ClimateEnvironmentHealth

How to make food trade work for consumers and the planet

By Monique Goyens, BEUC Director General

Last May, the European Commission unveiled the Farm to Fork Strategy, its masterplan to shift the EU food system onto a more sustainable path.1 It is all well and good to aim at greener food production, but for the EU’s blueprint to deliver we need coherence across all policies affecting food – including trade policy.

There is a major inconsistency to solve here. While the EU strives for sustainable food production at home, it continues importing products that do not meet its own requirements for environmental protection and animal welfare.

Currently, imported food must only meet the EU’s safety and labelling rules – and yet, there are issues with controls meant to check that this is effectively the case. Only recently, an audit by the European Commission services found that the Canadian food safety authorities are failing to ensure that beef exported to the EU complies with the EU’s ban on the use of growth promoting hormones – which are allowed in Canada.

It is a must that the food we import from third countries complies with all the rules we have democratically set for ourselves in the EU.

No wonder so many EU farmers are dragging their feet to move towards more sustainable production practices. It is simply because they fear they might be exposed to unfair unsustainable competition from third countries.

We recently found that consumers expect the EU to continue to lead on food sustainability, regardless of whether other world players are doing the same. To ensure that those who export food into the EU do abide by the same rules as those that apply to EU farmers and food producers, EU trade policy must go beyond cooperation and dialogue.

The EU should follow the example of its own legislation on veterinary medicinal products. It was reviewed in 2019 and the new law, which will apply as of 2022, will oblige third country producers exporting animal products to the EU to follow our rules and restrictions governing the prudent use of antimicrobials. Despite the major health threat posed by antimicrobial resistance, some trading partners have criticised this move, arguing that the measures will affect international trade.

It is likely that similar concerns would be voiced were the EU to introduce rules to make the healthy choice easier for consumers (by mandating simplified nutrition labelling on the front-of-pack, for instance via the use of Nutri-Score as BEUC is calling for).

So long as trade agreements fail to sufficiently recognise factors other than food safety (say, ethical considerations linked to animal welfare) as a legitimate reason to regulate, consumers are left with little option but to look for a food’s origin to assure themselves that it meets EU regulations and standards.

Sadly, this information is still missing from many products – including meat that is used in processed foodstuffs for instance.

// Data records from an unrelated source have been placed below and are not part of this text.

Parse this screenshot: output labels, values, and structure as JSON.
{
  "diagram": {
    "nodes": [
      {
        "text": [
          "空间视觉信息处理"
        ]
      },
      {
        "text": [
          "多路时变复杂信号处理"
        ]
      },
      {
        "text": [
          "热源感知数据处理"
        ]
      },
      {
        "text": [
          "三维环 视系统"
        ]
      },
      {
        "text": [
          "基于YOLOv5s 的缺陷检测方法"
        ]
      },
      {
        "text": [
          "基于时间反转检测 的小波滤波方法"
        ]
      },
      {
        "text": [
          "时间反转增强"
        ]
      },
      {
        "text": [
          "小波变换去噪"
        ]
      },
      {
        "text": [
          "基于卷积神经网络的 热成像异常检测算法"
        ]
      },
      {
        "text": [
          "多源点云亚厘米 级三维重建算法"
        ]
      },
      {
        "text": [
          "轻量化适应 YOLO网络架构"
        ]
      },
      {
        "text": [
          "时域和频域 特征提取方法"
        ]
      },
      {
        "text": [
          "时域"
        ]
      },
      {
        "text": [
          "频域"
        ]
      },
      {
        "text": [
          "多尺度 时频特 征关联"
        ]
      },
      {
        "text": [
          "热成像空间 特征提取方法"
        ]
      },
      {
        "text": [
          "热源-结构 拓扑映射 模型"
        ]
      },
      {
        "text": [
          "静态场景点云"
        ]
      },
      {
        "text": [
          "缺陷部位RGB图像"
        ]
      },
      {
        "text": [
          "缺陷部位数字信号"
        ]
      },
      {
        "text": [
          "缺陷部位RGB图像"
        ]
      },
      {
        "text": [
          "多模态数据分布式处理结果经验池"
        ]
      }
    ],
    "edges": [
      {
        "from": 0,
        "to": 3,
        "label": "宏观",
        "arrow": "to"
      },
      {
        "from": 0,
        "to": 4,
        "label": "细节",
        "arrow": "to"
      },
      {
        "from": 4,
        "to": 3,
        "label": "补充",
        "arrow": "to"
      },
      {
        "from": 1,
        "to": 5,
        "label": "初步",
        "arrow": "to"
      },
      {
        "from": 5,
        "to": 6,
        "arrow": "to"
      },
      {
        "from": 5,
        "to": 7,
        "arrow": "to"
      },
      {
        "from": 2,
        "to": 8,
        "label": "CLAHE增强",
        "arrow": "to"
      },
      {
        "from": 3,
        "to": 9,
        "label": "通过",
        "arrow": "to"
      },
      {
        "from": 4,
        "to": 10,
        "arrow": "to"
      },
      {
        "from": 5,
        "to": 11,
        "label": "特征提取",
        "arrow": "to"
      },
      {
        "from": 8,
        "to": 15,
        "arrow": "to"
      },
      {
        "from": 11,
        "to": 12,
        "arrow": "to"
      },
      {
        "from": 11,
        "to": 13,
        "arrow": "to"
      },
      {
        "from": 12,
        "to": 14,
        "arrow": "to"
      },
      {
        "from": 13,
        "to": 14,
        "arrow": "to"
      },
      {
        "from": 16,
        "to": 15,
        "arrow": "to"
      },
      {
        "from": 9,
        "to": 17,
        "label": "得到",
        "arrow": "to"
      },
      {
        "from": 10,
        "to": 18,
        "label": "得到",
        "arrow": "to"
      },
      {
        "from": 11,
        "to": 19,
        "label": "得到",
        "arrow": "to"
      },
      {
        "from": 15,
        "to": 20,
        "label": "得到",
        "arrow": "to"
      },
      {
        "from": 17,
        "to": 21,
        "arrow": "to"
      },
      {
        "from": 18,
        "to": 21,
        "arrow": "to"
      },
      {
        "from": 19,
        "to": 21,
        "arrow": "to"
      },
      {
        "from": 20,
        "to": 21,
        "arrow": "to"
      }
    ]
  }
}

As such, most EU consumers have little means to know whether the chicken in their nuggets was raised according to the EU’s animal welfare standards, or whether the beef they order at the restaurant might be linked to deforestation.

The Farm to Fork Strategy commits the European Commission to presenting a proposal for a legislative framework for a sustainable food system by the end of 2023 to make sustainability central to all food-related policies. This initiative, together with the ongoing review of the EU’s trade policy,8 is a golden opportunity to align all policies affecting food, including trade policy, with the Green Deal’s objectives. The EU must seize it to finally make food trade work for consumers and the planet.